The single father of three said Emmanuel, who will be in Standard Eight in 2020, was his source of hope.

“He was a bright boy and being my first born, all my hopes were in him. Their mother recently passed on," he said.

"I took my son to Kapsabet hospital when he could walk but now he can’t walk or do anything on his own."


Dr Daniel Kemboi, the Medical Superintendent at Kapsabet County Referral Hospital, said that when Emmanuel was taken there, his injured hip area had already started to produce pus.

Dr Kemboi further noted that before doctors acted on the boy, his father was informed of the possible outcome.

“When the boy was brought in, he had already started developing pus on the hip area and his spine. The first process he underwent was to drain the pus.

"We could not do anything with the injured hip at that moment because the bones around it had already been infected."


Dr Kemboi also said that before they drained the pus, Mr Ewoi signed a consent form.

“Emmanuel's case was a complicated one. Before we took the boy to the theatre, his father was informed of all the possible outcomes. Any spine operation is always a complicated one,” said Dr Kemboi.
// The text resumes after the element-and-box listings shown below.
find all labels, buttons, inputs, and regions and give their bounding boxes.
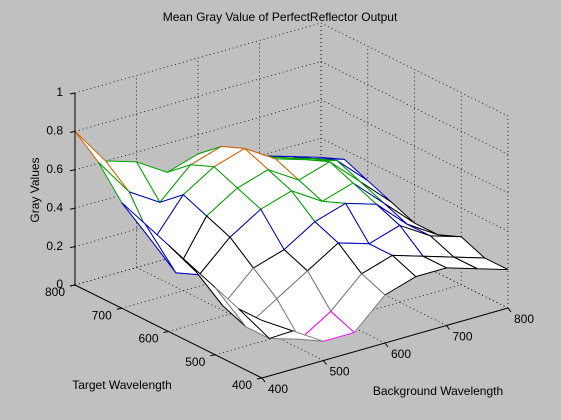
x-tick-label: 500 (329, 365, 349, 379)
x-tick-label: 600 (391, 347, 411, 361)
z-tick (69, 169, 76, 172)
x-tick (507, 307, 512, 313)
z-tick-label: 0.2 (46, 239, 63, 253)
grid-line (320, 22, 509, 117)
x-tick (261, 377, 266, 383)
x-axis-label: Background Wavelength (373, 384, 503, 398)
x-tick (384, 342, 389, 348)
y-tick-label: 400 (232, 378, 252, 392)
mesh-face (238, 308, 295, 339)
z-tick-label: 1 (56, 85, 63, 99)
x-tick-label: 800 (514, 312, 534, 326)
z-tick-label: 0.8 (46, 124, 63, 138)
y-tick-label: 800 (45, 285, 65, 299)
grid-line (320, 61, 509, 155)
grid-line (136, 267, 324, 361)
z-tick (69, 130, 76, 133)
x-tick (446, 325, 450, 330)
y-tick (256, 377, 263, 380)
y-tick-label: 700 (92, 308, 112, 322)
y-tick (116, 307, 122, 310)
z-tick (69, 284, 76, 287)
z-tick (69, 246, 76, 249)
z-tick-label: 0 (56, 277, 63, 291)
y-tick (210, 354, 216, 357)
grid-line (320, 137, 509, 232)
x-tick-label: 400 (268, 382, 288, 396)
x-tick (323, 360, 327, 365)
y-tick-label: 600 (138, 332, 158, 346)
y-tick (163, 331, 169, 333)
x-tick-label: 700 (452, 330, 472, 344)
z-tick (69, 92, 76, 95)
z-tick (69, 207, 76, 210)
chart-title: Mean Gray Value of PerfectReflector Outp… (163, 10, 398, 24)
z-tick-label: 0.4 (46, 200, 63, 214)
y-axis-label: Target Wavelength (72, 378, 172, 392)
z-axis-label: Gray Values (28, 157, 42, 222)
z-tick-label: 0.6 (46, 162, 63, 176)
grid-line (320, 99, 509, 194)
y-tick-label: 500 (185, 355, 205, 369)
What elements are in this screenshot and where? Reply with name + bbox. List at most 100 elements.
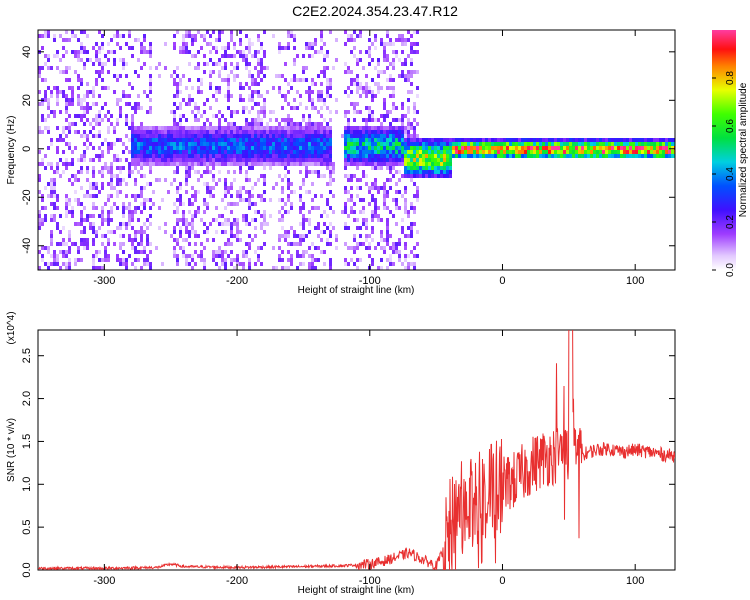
heatmap-cell xyxy=(365,122,368,126)
heatmap-cell xyxy=(599,138,602,142)
heatmap-cell xyxy=(386,138,389,142)
heatmap-cell xyxy=(254,130,257,134)
heatmap-cell xyxy=(179,134,182,138)
heatmap-cell xyxy=(293,38,296,42)
heatmap-cell xyxy=(320,130,323,134)
heatmap-cell xyxy=(260,134,263,138)
heatmap-cell xyxy=(248,62,251,66)
heatmap-cell xyxy=(224,138,227,142)
heatmap-cell xyxy=(62,242,65,246)
heatmap-cell xyxy=(194,130,197,134)
heatmap-cell xyxy=(275,146,278,150)
heatmap-cell xyxy=(221,114,224,118)
heatmap-cell xyxy=(455,146,458,150)
heatmap-cell xyxy=(623,142,626,146)
heatmap-cell xyxy=(266,66,269,70)
heatmap-cell xyxy=(359,242,362,246)
heatmap-cell xyxy=(92,258,95,262)
heatmap-cell xyxy=(185,162,188,166)
heatmap-cell xyxy=(146,198,149,202)
heatmap-cell xyxy=(416,122,419,126)
heatmap-cell xyxy=(245,126,248,130)
heatmap-cell xyxy=(530,146,533,150)
heatmap-cell xyxy=(98,118,101,122)
heatmap-cell xyxy=(299,238,302,242)
heatmap-cell xyxy=(602,146,605,150)
heatmap-cell xyxy=(230,94,233,98)
heatmap-cell xyxy=(320,94,323,98)
heatmap-cell xyxy=(188,158,191,162)
heatmap-cell xyxy=(551,154,554,158)
heatmap-cell xyxy=(239,50,242,54)
heatmap-cell xyxy=(149,130,152,134)
heatmap-cell xyxy=(311,182,314,186)
heatmap-cell xyxy=(71,242,74,246)
heatmap-cell xyxy=(203,262,206,266)
heatmap-cell xyxy=(194,138,197,142)
heatmap-cell xyxy=(119,74,122,78)
heatmap-cell xyxy=(164,150,167,154)
heatmap-cell xyxy=(239,86,242,90)
heatmap-cell xyxy=(395,134,398,138)
heatmap-cell xyxy=(146,182,149,186)
heatmap-cell xyxy=(419,162,422,166)
heatmap-cell xyxy=(209,162,212,166)
heatmap-cell xyxy=(320,214,323,218)
heatmap-cell xyxy=(134,258,137,262)
heatmap-cell xyxy=(383,146,386,150)
heatmap-cell xyxy=(68,262,71,266)
heatmap-cell xyxy=(65,110,68,114)
heatmap-cell xyxy=(245,190,248,194)
heatmap-cell xyxy=(365,218,368,222)
heatmap-cell xyxy=(593,154,596,158)
heatmap-cell xyxy=(311,134,314,138)
heatmap-cell xyxy=(146,126,149,130)
heatmap-cell xyxy=(374,66,377,70)
heatmap-cell xyxy=(185,170,188,174)
heatmap-cell xyxy=(176,146,179,150)
heatmap-cell xyxy=(359,30,362,34)
heatmap-cell xyxy=(170,134,173,138)
heatmap-cell xyxy=(263,134,266,138)
heatmap-cell xyxy=(398,254,401,258)
heatmap-cell xyxy=(350,50,353,54)
heatmap-cell xyxy=(416,42,419,46)
heatmap-cell xyxy=(320,82,323,86)
heatmap-cell xyxy=(173,178,176,182)
heatmap-cell xyxy=(62,226,65,230)
heatmap-cell xyxy=(392,158,395,162)
heatmap-cell xyxy=(233,258,236,262)
heatmap-cell xyxy=(233,78,236,82)
heatmap-cell xyxy=(227,138,230,142)
heatmap-cell xyxy=(374,198,377,202)
heatmap-cell xyxy=(170,162,173,166)
heatmap-cell xyxy=(122,66,125,70)
heatmap-cell xyxy=(323,142,326,146)
x-tick-label: 0 xyxy=(499,575,505,587)
heatmap-cell xyxy=(464,150,467,154)
heatmap-cell xyxy=(290,206,293,210)
heatmap-cell xyxy=(209,158,212,162)
heatmap-cell xyxy=(344,174,347,178)
heatmap-cell xyxy=(359,130,362,134)
heatmap-cell xyxy=(389,158,392,162)
heatmap-cell xyxy=(41,222,44,226)
heatmap-cell xyxy=(371,258,374,262)
heatmap-cell xyxy=(47,34,50,38)
heatmap-cell xyxy=(329,82,332,86)
heatmap-cell xyxy=(296,122,299,126)
heatmap-cell xyxy=(176,66,179,70)
heatmap-cell xyxy=(53,206,56,210)
heatmap-cell xyxy=(215,254,218,258)
heatmap-cell xyxy=(65,162,68,166)
heatmap-cell xyxy=(308,122,311,126)
heatmap-cell xyxy=(140,106,143,110)
heatmap-cell xyxy=(266,222,269,226)
heatmap-cell xyxy=(80,102,83,106)
heatmap-cell xyxy=(344,158,347,162)
heatmap-cell xyxy=(314,246,317,250)
heatmap-cell xyxy=(239,162,242,166)
heatmap-cell xyxy=(317,226,320,230)
heatmap-cell xyxy=(194,118,197,122)
heatmap-cell xyxy=(383,162,386,166)
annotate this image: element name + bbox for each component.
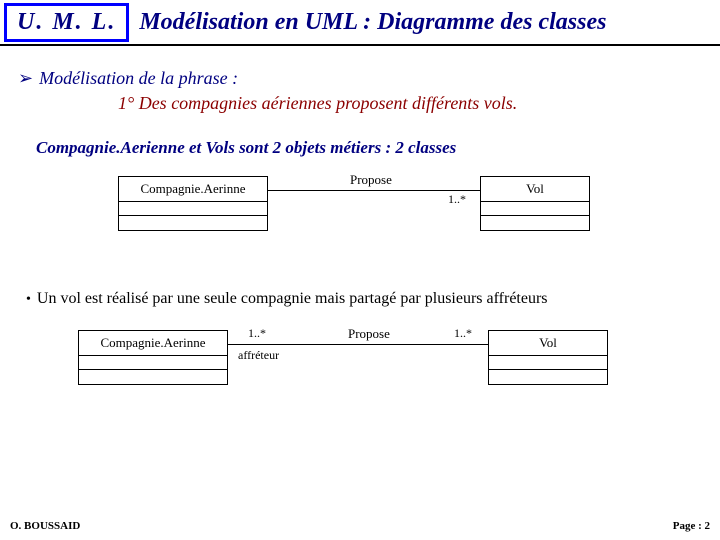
note-text: Un vol est réalisé par une seule compagn… [37, 290, 548, 308]
footer: O. BOUSSAID Page : 2 [10, 520, 710, 532]
class-name: Compagnie.Aerinne [119, 177, 267, 202]
association-label: Propose [348, 326, 390, 342]
class-name: Vol [481, 177, 589, 202]
class-box-vol: Vol [480, 176, 590, 231]
role-label: affréteur [238, 348, 279, 363]
header: U. M. L. Modélisation en UML : Diagramme… [0, 0, 720, 46]
class-name: Vol [489, 331, 607, 356]
logo: U. M. L. [4, 3, 129, 42]
logo-text: U. M. L. [17, 9, 116, 35]
association-line [228, 344, 488, 345]
class-operations [79, 370, 227, 384]
class-diagram-1: Compagnie.Aerinne Propose 1..* Vol [118, 176, 702, 256]
multiplicity-right: 1..* [454, 326, 472, 341]
footer-page: Page : 2 [673, 520, 710, 532]
multiplicity-left: 1..* [248, 326, 266, 341]
class-box-compagnie: Compagnie.Aerinne [118, 176, 268, 231]
intro-sub: 1° Des compagnies aériennes proposent di… [118, 93, 702, 114]
subtitle: Compagnie.Aerienne et Vols sont 2 objets… [36, 138, 702, 158]
class-operations [481, 216, 589, 230]
class-attributes [489, 356, 607, 370]
association-label: Propose [350, 172, 392, 188]
class-attributes [79, 356, 227, 370]
class-operations [119, 216, 267, 230]
multiplicity-right: 1..* [448, 192, 466, 207]
bullet-dot-icon: • [26, 292, 31, 308]
intro-lead: Modélisation de la phrase : [39, 68, 238, 89]
page-title: Modélisation en UML : Diagramme des clas… [139, 9, 606, 36]
class-operations [489, 370, 607, 384]
association-line [268, 190, 480, 191]
class-diagram-2: Compagnie.Aerinne 1..* Propose 1..* affr… [78, 330, 702, 420]
class-box-vol: Vol [488, 330, 608, 385]
body: ➢ Modélisation de la phrase : 1° Des com… [0, 46, 720, 420]
class-box-compagnie: Compagnie.Aerinne [78, 330, 228, 385]
footer-author: O. BOUSSAID [10, 520, 80, 532]
note-line: • Un vol est réalisé par une seule compa… [26, 290, 702, 308]
intro-line: ➢ Modélisation de la phrase : [18, 68, 702, 89]
class-name: Compagnie.Aerinne [79, 331, 227, 356]
bullet-arrow-icon: ➢ [18, 68, 33, 89]
class-attributes [481, 202, 589, 216]
class-attributes [119, 202, 267, 216]
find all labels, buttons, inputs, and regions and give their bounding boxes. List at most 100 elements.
The superintendent also said Mr Ewoi was informed immediately that his son would not walk again and that the family was referred to MTRH after Emmanuel had been admitted for two months.

“His father came to my office complaining. The family had financial constraints ... we had tried referring them before. The County government and the hospital also had to step in on their case,” said Dr Kemboi.

“When we referred them to MTRH, the boy was in the same condition he was brought in,” he added.


At MTRH, Emmanuel was diagnosed with right hip arthritis, which according to the chief executive, Dr Wilson Aruasa, is a condition caused either by an injury or an infection.

“The hip joint was really gone so the doctor did was a surgery to simply repair those joints. He also put a pin in the joints to hold them nicely,” said Dr Aruasa.

He said that due to the extent of the joints damage because of arthritis, there might be need for a total hip replacement after skeletal maturity.

“We do not do hip replacement for children. We allow them to complete skeletal maturity, which happens at even 40 years of age. In the meantime, the boy will have to use a wheelchair,” he said.